Dodał, że oczywiście ma świadomość konieczności patrzenia na każdą sferę życia z kilku stron, ale np. szkoły w jego ocenie stały się centralą ognisk i ograniczenie nauczania stacjonarnego jest w tym momencie konieczne.
– Jasne jest to, że gospodarka cierpi przy tego typu obostrzeniach. Zawsze trzeba się jednak zastanowić, jak dalece luźno można podejść do tematu chorowania i umierania ludzi w trakcie epidemii – podkreślił ekspert.
Mikrobiolog przyznał, że był taki moment kilka tygodni temu, gdy dziwił się z uwagi na dalsze dopuszczanie w strefach czerwonej i żółtej zgromadzeń do 50, a nawet 100 osób.

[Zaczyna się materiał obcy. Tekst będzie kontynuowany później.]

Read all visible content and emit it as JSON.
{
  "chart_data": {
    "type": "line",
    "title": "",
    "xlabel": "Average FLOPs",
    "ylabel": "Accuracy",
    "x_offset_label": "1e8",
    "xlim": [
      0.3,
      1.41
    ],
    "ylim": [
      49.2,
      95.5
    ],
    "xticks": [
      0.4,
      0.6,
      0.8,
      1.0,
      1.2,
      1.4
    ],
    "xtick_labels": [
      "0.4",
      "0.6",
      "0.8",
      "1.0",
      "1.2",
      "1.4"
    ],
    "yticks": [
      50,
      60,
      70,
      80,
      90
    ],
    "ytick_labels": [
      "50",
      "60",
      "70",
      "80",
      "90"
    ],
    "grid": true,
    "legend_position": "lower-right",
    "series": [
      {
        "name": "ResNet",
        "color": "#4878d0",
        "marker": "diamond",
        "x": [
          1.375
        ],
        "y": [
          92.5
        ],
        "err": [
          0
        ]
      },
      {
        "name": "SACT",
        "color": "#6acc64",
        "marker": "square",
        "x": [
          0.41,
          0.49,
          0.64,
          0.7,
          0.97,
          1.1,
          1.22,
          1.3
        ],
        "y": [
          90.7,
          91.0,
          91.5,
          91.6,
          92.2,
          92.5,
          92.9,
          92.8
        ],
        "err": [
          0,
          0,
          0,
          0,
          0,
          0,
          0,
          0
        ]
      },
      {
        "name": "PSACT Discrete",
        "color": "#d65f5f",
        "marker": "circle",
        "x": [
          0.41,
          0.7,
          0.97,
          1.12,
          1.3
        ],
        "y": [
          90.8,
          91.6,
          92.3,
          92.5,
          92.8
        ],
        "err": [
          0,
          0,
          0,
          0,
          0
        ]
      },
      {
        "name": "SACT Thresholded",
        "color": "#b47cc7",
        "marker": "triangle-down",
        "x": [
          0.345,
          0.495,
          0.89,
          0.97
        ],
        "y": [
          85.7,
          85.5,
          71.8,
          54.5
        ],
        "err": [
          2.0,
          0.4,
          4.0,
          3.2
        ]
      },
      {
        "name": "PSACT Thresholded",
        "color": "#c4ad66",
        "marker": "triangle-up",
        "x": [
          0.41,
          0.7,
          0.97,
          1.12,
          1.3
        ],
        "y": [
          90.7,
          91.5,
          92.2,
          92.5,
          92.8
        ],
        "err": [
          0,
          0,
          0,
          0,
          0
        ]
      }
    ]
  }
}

– Dużą uwagę skupiono na kwestii masek w otwartych przestrzeniach, co jest dyskusyjne. Rozumiem ten nakaz z uwagi na zagęszczenie ludzi w dużych miastach, ale skoncentrowanie się tylko na tym, a pominięcie możliwości zbierania się tłumów wydawało się błędem. Bo 100 osób, to jest tłum – powiedział.
Przyznał, że w mikrobiologii trzeba działać nie na tu i teraz, ale wyobraźnią. Stwierdził, że jeżeli wprowadzimy nawet totalny lockdown i będziemy mieli pojedyncze zakażenia, to społeczeństwo uzna, że są one niepotrzebne.
– I tu zaczyna się rola ekspertów. Zbyt wczesne luzowanie obostrzeń powoduje znów wybuchanie przygaszonych wcześniej ognisk. Epidemia zawsze rozpoczyna się od jednego przypadku. Wystarczyła jedna osoba w Chinach, która się zakaziła i dziś chorują na świecie miliony osób – podkreślił dr Wołkowicz.
Zauważył, że wprowadzenie obostrzeń wcale nie jest proste, bo trzeba ważyć wiele racji. Na przykładzie DPS-ów wskazał, że z jednej strony słusznie staramy się ochronić osoby starsze, które są narażone na ciężki przebieg zakażenia, ale z drugiej nie można zostawić bez pomocy, bez kontaktu rodziców czy dziadków.
– Każda epidemia ewoluuje. Pamiętajmy, że jeżeli patogen jest strasznie zjadliwy, to epidemia skończy się bardzo szybko w jednym czy kilku ogniskach. Jeżeli teraz mamy jednak różne warianty wirusa krążące w otoczeniu, różne jego szczepy, to selekcji podlegają warianty wyżej zakaźne, ale mniej zjadliwe – ocenił.